Prior to late 2004, exporters believed that transactions conducted in the form of “cash-against- documents” fulfilled the “cash-in-advance” condition. Cash-against-documents transactions do not specifically link the physical shipment of the goods from the port at which they are loaded to the completion of the financial transaction. Shipments would leave the departure port while the financial transaction was in process. Exporters maintained ownership of the product because the documents that transferred ownership were not exchanged. Upon receipt of payment, the seller would authorize the transfer of the documents necessary to transfer ownership of the product to the Cuban buyer. The available information suggests that virtually all transactions prior to late 2004 took place under these arrangements.
In late 2004, completion of some financial transactions involving exports of BIS-authorized agricultural products were blocked because U.S. financial institutions questioned whether cash-against-document transactions were, in fact, permitted under the cash in advance rule.
While researching the issue, OFAC [the US Office of Foreign Assets Control - Ben] allowed trade to continue. However, after completion of its research, OFAC officials announced a clarification of the term “cash-in-advance” in a February 2005 Federal Register notice.26 Under this clarification, payment of cash in advance was defined to mean that the seller must receive payment before the vessels carrying the goods leave the port at which they were loaded. Moreover, transactions similar to cash-against-documents transactions would not be permitted after March 24, 2005.27 After this clarification, Alimport chose not to pay in cash. Instead it arranged payments in the form of letters of credit through third-country banks, a process that had always been permitted under OFAC regulations.28 Reportedly, Alimport refused to pay cash in advance because by doing so, the exported products would become Cuban property while still in the U.S. port, and thus would be vulnerable to confiscation by Cuban exiles in the United States with legal claims against the Cuban government.

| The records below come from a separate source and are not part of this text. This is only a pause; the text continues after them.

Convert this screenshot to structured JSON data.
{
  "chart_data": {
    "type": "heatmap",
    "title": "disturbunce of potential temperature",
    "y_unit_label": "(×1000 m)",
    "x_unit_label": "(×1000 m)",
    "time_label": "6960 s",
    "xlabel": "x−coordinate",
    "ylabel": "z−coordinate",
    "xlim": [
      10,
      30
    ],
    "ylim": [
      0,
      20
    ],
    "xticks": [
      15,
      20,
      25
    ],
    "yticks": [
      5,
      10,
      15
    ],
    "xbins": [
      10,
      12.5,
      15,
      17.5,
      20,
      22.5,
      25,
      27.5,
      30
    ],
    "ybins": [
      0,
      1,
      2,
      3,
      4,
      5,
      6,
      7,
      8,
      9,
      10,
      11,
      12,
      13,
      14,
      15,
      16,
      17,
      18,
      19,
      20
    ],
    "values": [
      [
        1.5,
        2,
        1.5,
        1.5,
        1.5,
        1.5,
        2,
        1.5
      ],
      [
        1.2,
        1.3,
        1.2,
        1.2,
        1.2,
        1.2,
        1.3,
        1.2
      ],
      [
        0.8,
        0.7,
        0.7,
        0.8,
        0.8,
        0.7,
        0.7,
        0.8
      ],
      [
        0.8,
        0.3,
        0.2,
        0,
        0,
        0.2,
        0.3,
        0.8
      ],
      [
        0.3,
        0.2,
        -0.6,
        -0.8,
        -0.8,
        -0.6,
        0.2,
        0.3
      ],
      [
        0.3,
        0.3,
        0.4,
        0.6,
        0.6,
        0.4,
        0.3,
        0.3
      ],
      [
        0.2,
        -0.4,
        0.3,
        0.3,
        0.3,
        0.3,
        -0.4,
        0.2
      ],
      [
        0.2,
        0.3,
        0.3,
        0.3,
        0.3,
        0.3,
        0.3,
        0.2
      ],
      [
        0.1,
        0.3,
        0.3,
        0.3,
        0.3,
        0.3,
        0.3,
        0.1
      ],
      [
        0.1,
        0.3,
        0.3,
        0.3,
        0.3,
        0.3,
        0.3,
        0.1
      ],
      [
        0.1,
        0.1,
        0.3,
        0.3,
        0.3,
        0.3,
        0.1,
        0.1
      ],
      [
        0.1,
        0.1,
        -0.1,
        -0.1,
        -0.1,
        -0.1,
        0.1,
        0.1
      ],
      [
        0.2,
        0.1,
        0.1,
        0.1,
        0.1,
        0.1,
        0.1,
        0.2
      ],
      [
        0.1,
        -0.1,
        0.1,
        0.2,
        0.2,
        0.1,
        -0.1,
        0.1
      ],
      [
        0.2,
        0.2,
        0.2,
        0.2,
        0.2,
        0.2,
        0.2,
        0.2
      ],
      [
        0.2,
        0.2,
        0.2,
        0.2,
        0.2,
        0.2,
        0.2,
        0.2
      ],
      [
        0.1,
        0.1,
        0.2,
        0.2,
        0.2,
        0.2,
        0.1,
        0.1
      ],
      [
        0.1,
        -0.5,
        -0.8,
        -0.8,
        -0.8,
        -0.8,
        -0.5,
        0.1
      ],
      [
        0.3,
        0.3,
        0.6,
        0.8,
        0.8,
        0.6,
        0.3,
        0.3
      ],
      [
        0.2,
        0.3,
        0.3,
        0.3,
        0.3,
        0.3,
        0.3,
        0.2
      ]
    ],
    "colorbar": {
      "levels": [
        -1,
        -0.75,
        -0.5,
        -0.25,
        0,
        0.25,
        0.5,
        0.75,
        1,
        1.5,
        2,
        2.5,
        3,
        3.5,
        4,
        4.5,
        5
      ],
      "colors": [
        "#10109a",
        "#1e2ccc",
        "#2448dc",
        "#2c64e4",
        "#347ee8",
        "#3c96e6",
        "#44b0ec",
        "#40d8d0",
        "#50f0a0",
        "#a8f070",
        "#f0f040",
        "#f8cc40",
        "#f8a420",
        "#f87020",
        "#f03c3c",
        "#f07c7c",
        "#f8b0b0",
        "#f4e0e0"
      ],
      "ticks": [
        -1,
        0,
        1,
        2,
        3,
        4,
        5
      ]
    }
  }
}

The ITC found that the increased transactions costs appear to have reduced exports. The ITC report also a nice discussion of the mechanics of financing under the different methods, illustrating the impact on transactions costs (pages 3-8 to 3-12).
As noted earlier, The ITC estimated the impact on U.S. agricultural exports if various financing restrictions, and restrictions on travel, were lifted. The lifting of the travel restrictions would have increased tourism. The policy changes considered only involved a partial additional relaxation of the overall embargo.
If these restrictions were lifted, demand for U.S. agricultural exports would increase for several reasons - the cost of importing would be lower and U.S. goods would displace goods currently imported from other countries, Cuban income would be higher also increasing demand for food, and tourists themselves would create an additional demand for food imports.
The ITC used partial equilibrium models to evaluate the impacts on different food categories. Because the individual models assume other prices are constant and don't address substitution effects between commodities, the ITC doesn't report overall total changes. There appear to be significant increases in exports for almost all of the agricultural commodites. Perhaps the biggest impact is for "other food products," including fresh potatoes, fruits, and vegetables.